USA — In a vote that could herald trouble for the renewal of a public safety tax next year, hills dwellers narrowly rejected extending a tax to help reduce the threat of wildfires.
The ballot measure to renew Oakland’s Wildfire Prevention District received 66.3 percent of the vote — just 66 votes shy of the two-thirds majority needed for passage, according to the city’s unofficial count released Friday.
Less than one-third of 41,700 ballots mailed to voters were returned by Wednesday’s deadline. Overall, 8,150 voters supported the tax and 4,140 opposed it.
Councilmember Dan Kalb said that given the low vote count and razor-thin margin of defeat he will seek to put the tax on the ballot once again next year. Because the tax was already levied this year, the district will still have funds to prepare for next year’s fire season.
The ballot measure, which only applied to residents in the wildfire-prone Oakland hills, had the support of council members, the fire department and a well-organized citizens’ group.
Its failure raised fears that hills voters are feeling tax-averse one year before the city must renew Measure Y, a property tax that pays for violence prevention programs, fire services and 63 community-focused police officers.
“This sends a message that it’s going to be difficult to get an increased parcel tax for more cops,” said Geoff Collins, an adviser to the Oakland Police Foundation.
Without Measure Y, current police staffing would sink below 600 officers for the first time in decades. Public safety advocates have discussed trying to increase the nearly $100 a year tax to pay for more officers.
A recent poll commissioned by Measure Y supporters found 54 percent support for doubling Measure Y to $195, which is less than the two-thirds majority needed for approval.

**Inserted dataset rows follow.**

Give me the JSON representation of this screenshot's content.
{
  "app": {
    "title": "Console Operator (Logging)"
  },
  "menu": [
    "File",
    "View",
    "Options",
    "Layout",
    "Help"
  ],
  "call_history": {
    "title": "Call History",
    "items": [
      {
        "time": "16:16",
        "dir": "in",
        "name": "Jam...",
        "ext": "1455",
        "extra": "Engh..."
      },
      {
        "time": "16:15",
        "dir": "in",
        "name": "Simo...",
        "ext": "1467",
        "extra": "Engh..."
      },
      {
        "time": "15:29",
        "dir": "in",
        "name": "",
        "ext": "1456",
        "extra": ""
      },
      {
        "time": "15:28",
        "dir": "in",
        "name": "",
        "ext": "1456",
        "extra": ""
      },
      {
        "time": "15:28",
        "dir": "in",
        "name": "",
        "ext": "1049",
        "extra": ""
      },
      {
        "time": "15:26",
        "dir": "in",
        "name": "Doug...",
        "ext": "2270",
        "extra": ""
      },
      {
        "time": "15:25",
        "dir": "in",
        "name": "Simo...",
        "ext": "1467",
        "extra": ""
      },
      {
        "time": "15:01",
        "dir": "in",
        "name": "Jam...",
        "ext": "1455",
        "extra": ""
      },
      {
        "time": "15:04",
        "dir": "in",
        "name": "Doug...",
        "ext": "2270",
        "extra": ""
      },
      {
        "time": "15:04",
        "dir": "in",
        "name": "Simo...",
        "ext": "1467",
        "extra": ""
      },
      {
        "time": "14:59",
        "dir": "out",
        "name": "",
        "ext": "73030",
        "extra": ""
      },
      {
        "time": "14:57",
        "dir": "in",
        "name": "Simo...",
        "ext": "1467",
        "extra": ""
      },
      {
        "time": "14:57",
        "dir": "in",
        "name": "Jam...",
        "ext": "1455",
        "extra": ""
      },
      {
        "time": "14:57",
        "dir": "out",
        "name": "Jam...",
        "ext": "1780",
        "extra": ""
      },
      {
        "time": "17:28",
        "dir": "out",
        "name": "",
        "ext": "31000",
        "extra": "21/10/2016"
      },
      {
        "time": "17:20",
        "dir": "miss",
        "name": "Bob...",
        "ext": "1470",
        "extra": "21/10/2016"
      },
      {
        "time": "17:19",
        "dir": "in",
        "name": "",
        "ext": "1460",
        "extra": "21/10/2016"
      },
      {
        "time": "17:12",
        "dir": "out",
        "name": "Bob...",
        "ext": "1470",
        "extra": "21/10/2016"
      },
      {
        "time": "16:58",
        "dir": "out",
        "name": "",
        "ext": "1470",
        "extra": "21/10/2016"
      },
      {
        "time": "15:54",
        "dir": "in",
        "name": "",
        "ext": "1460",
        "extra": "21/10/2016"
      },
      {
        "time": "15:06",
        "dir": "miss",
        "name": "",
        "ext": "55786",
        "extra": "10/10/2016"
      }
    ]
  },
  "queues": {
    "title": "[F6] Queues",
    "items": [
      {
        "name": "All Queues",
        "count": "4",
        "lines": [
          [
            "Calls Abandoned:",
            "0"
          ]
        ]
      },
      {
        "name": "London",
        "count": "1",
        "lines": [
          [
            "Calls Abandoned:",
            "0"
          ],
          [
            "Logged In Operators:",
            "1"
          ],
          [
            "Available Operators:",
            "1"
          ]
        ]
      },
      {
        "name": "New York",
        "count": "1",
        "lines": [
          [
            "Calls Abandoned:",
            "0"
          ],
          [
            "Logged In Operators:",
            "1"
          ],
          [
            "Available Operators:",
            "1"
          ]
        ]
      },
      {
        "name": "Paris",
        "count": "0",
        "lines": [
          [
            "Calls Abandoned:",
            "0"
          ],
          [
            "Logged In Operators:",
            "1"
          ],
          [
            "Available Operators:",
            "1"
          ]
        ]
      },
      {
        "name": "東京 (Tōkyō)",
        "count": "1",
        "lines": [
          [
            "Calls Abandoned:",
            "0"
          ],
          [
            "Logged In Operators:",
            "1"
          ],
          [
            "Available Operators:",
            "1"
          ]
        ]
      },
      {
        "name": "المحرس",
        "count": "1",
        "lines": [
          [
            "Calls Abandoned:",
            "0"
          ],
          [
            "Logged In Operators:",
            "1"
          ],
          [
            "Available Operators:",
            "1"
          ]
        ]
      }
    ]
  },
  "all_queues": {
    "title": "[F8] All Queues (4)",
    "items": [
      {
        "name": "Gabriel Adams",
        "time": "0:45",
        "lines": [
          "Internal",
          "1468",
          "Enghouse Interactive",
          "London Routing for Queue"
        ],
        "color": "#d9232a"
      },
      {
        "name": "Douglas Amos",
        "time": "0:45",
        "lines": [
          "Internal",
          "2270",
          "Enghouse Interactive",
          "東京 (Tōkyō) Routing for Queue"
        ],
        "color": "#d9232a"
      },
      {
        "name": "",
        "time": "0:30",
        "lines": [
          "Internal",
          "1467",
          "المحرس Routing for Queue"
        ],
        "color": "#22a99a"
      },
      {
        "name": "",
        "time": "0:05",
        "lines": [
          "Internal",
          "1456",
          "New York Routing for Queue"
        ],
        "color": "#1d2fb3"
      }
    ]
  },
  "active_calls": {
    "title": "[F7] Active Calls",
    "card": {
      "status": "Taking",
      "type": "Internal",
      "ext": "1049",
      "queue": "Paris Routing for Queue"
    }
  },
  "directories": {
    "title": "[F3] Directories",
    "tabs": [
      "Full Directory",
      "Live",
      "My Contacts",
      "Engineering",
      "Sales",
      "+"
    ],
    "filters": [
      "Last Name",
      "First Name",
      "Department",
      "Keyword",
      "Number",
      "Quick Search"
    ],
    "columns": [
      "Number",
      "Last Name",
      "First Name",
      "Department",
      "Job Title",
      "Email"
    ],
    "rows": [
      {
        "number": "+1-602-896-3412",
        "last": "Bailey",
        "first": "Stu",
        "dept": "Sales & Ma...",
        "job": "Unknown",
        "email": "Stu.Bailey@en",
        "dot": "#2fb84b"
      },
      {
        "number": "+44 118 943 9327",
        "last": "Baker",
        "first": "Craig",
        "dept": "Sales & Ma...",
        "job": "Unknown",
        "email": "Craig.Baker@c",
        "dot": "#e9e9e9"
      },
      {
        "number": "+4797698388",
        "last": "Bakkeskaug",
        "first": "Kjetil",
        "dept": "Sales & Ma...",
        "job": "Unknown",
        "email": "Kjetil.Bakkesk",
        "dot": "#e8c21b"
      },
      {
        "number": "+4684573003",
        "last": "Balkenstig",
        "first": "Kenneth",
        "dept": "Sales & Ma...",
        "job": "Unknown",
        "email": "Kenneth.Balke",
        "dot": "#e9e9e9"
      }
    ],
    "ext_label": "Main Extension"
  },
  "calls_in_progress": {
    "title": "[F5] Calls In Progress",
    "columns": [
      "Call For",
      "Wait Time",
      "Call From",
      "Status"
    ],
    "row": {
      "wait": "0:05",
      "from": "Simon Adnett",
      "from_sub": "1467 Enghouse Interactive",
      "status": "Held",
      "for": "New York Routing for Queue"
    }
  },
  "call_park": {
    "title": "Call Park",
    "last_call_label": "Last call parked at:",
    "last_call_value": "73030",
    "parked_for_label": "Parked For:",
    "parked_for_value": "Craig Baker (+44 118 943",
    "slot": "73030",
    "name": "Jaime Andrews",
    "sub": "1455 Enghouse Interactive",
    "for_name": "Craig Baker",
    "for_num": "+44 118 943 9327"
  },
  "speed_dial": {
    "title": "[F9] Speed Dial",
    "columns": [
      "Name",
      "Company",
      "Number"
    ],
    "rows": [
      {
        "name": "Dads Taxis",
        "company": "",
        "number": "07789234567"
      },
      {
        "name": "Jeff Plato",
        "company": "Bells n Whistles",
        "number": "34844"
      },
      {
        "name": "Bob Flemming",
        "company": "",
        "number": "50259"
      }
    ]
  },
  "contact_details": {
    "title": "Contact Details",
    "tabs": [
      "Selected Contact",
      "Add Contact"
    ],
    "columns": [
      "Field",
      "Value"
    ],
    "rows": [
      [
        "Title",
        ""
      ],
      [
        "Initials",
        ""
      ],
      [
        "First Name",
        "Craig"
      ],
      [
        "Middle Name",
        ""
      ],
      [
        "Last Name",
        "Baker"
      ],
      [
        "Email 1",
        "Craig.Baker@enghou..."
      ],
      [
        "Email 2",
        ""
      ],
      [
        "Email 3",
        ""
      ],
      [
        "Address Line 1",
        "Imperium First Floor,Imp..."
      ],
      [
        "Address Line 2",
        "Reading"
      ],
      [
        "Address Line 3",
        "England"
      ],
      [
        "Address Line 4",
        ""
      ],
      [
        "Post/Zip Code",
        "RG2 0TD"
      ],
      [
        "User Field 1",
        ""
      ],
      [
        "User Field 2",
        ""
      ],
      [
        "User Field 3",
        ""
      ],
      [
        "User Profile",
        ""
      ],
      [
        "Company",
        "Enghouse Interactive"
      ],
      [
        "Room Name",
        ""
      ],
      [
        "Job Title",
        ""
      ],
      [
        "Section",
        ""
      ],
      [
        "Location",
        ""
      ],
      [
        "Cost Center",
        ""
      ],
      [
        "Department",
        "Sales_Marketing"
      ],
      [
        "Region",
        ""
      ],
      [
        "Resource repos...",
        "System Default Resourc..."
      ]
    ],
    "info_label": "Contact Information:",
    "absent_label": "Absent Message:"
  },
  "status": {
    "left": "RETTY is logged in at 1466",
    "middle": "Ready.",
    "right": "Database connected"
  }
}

Bruce Nye of the citizens group Make Oakland Better Now!, which helped fund the poll, didn’t think the wildfire tax’s defeat would put Measure Y in jeopardy.
“I think it tells us two things we already know: that you’re always going to have a significant amount of resistance to a tax increase and that there is a significant amount of distrust for anything city government does,” he said. “But with only 12,000 votes cast, I don’t think it tells us all that much.”
The wildfire prevention proposal would have increased the annual tax on single-family homeowners in the district from $65 to $78 with money going to cut brush, clear emergency escape routes and provide roving fire patrols.
Voters approved the tax in 2003 — more than a decade after a devastating fire killed 25 people and damaged more than 3,000 homes.
But a vocal opposition formed on community chat groups, questioning spending priorities and overall benefits of the tax. “Am I happy it lost? You betcha,” said vocal opponent Nancy Sidebotham. “We can’t continue to blatantly tax people just because we think people can be intimidated into voting for it.”
Sue Piper, who lost her home in the 1991 wildfire and helped lead the tax renewal campaign, said she would keep up the fight.
“The need for fuel reduction services does not go away,” she said in a joint statement with campaign co-Chair Ken Benson. “We will continue to advocate for additional money for wildfire prevention services and hope that the community will support (them) in the future.”